Glenwood - Mrs. Goss is elevating her chickery above [the] high water mark, as the late floods came near drowning her hens. They were imprisoned for two or three days. AND D. N. Hardy entertained a company on Saturday evening to a warm sugar social. D. N. is [a] genial good fellow, a boy with the boys and a man among men.
Fairdale - H. B. Downer will move to Binghamton about the first of April. Sorry Len is going away. Jessup will miss a good citizen. He has bought a milk route. AND Read Very moved his household goods to Montrose on Monday and shipped them to Pittston where he expects to take up his residence for the present. He is another good boy gone. At that rate how long will it take to clean us out of good fellows?
Brooklyn - Mrs. Isadore McKinney died at her home Feb. 12, 1902, age 53 years. The intimate relation long held by our deceased sister with the members of Lieut. Rogers' Post, No. 143, G.A.R., render it proper that we should place on record our appreciation of her active and zealous work in all matters of interest connected with the Post. Sister McKinney's father, Lemuel Richards, two brothers, Charles and Joseph Richards, and her husband, E. N. McKinney, were all soldiers in the Civil War, and her son, Harry, was a soldier in our late war.

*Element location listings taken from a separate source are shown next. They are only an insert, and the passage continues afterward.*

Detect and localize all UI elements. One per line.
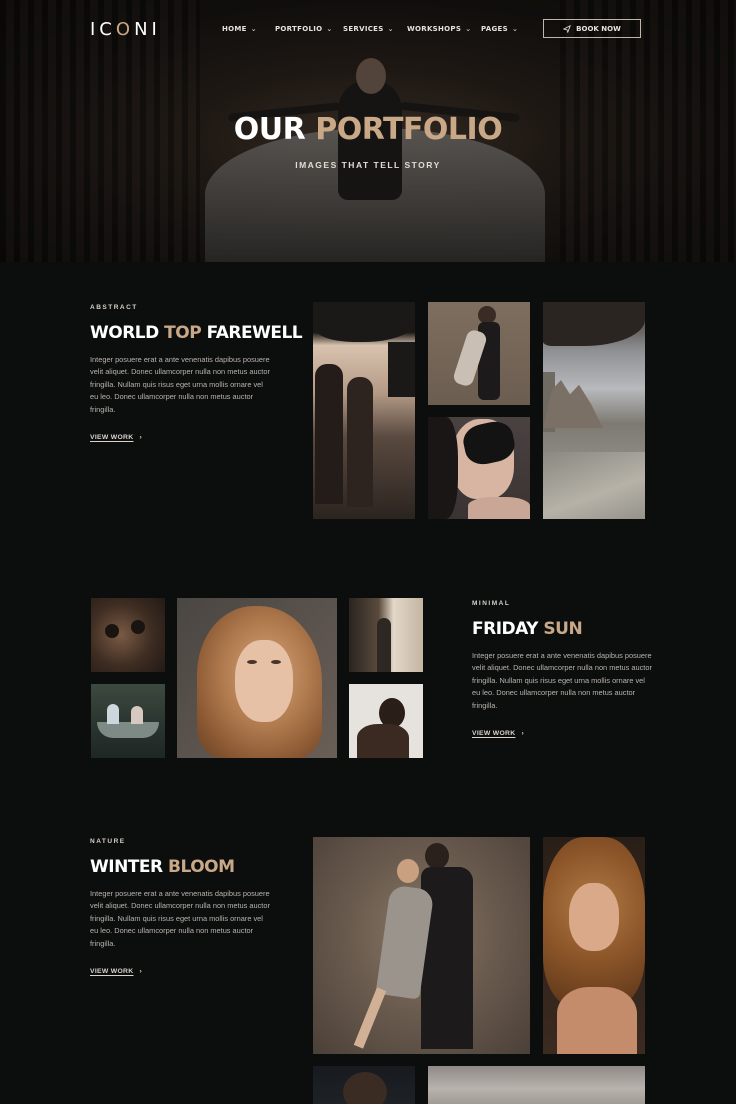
chevron-down-icon: ⌄ bbox=[387, 25, 394, 33]
section-title: WORLD TOP FAREWELL bbox=[90, 323, 303, 343]
page-title: OUR PORTFOLIO bbox=[233, 112, 503, 147]
chevron-right-icon: › bbox=[521, 730, 525, 737]
section-text: Integer posuere erat a ante venenatis da… bbox=[90, 355, 270, 414]
chevron-down-icon: ⌄ bbox=[250, 25, 257, 33]
main-nav: HOME ⌄ PORTFOLIO ⌄ SERVICES ⌄ WORKSHOPS ⌄ PA… bbox=[222, 25, 521, 33]
nav-pages[interactable]: PAGES ⌄ bbox=[481, 25, 521, 33]
photo-owl[interactable] bbox=[91, 598, 165, 672]
section-title: WINTER BLOOM bbox=[90, 857, 235, 877]
chevron-right-icon: › bbox=[139, 434, 143, 441]
photo-bottom-left[interactable] bbox=[313, 1066, 415, 1104]
chevron-right-icon: › bbox=[139, 968, 143, 975]
nav-workshops[interactable]: WORKSHOPS ⌄ bbox=[407, 25, 481, 33]
photo-woman-portrait[interactable] bbox=[177, 598, 337, 758]
view-work-link[interactable]: VIEW WORK › bbox=[90, 968, 142, 975]
section-kicker: MINIMAL bbox=[472, 600, 511, 607]
nav-home[interactable]: HOME ⌄ bbox=[222, 25, 275, 33]
photo-bottom-right[interactable] bbox=[428, 1066, 645, 1104]
view-work-link[interactable]: VIEW WORK › bbox=[472, 730, 524, 737]
chevron-down-icon: ⌄ bbox=[511, 25, 519, 33]
chevron-down-icon: ⌄ bbox=[326, 25, 333, 33]
photo-mountains-cave[interactable] bbox=[543, 302, 645, 519]
page-subtitle: IMAGES THAT TELL STORY bbox=[295, 160, 441, 170]
hero-banner: ICONI HOME ⌄ PORTFOLIO ⌄ SERVICES ⌄ WORKSHO… bbox=[0, 0, 736, 262]
photo-painted-face[interactable] bbox=[428, 417, 530, 519]
photo-dancers[interactable] bbox=[428, 302, 530, 405]
nav-portfolio[interactable]: PORTFOLIO ⌄ bbox=[275, 25, 343, 33]
photo-boat[interactable] bbox=[91, 684, 165, 758]
book-now-button[interactable]: BOOK NOW bbox=[543, 19, 641, 38]
section-text: Integer posuere erat a ante venenatis da… bbox=[90, 889, 270, 948]
logo-aperture-o: O bbox=[115, 19, 135, 40]
view-work-link[interactable]: VIEW WORK › bbox=[90, 434, 142, 441]
nav-services[interactable]: SERVICES ⌄ bbox=[343, 25, 407, 33]
chevron-down-icon: ⌄ bbox=[465, 25, 472, 33]
logo[interactable]: ICONI bbox=[90, 19, 161, 40]
photo-man-braids[interactable] bbox=[349, 684, 423, 758]
photo-curly-hair-woman[interactable] bbox=[543, 837, 645, 1054]
photo-couple-sunset[interactable] bbox=[313, 302, 415, 519]
book-now-label: BOOK NOW bbox=[576, 24, 621, 33]
section-kicker: NATURE bbox=[90, 838, 126, 845]
section-title: FRIDAY SUN bbox=[472, 619, 583, 639]
paper-plane-icon bbox=[563, 24, 572, 33]
photo-bride-window[interactable] bbox=[349, 598, 423, 672]
section-kicker: ABSTRACT bbox=[90, 304, 138, 311]
section-text: Integer posuere erat a ante venenatis da… bbox=[472, 651, 652, 710]
photo-tango-dancers[interactable] bbox=[313, 837, 530, 1054]
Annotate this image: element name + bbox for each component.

News Briefs - The furniture factory of G. N. Johnson & Son, at LeRaysville, recently destroyed by fire, will be rebuilt. AND "Big Jim," the Ross Park bear, woke up and came out of his hole in Binghamton a few days ago, after enjoying a snooze of 117 days. AND While over in Iowa last week we learned that every farmer who had a wire fence owned his private telephone line. The top wire on the fences are connected by running a wire on the poles across roads and gateways, thereby connecting one farm with another. The expense is inconsequential.It has also been demonstrated that telegraph wires can be used for telephone purpose without any interference or interruption whatever, one with the other. The wire can be used for both purposes at the same time. [Kearney Democrat] AND Gov. Stone has issued a proclamation designating April 4th and 18th as Arbor days. The proclamation stated that the recent floods show the need of forest preservation in Pennsylvania.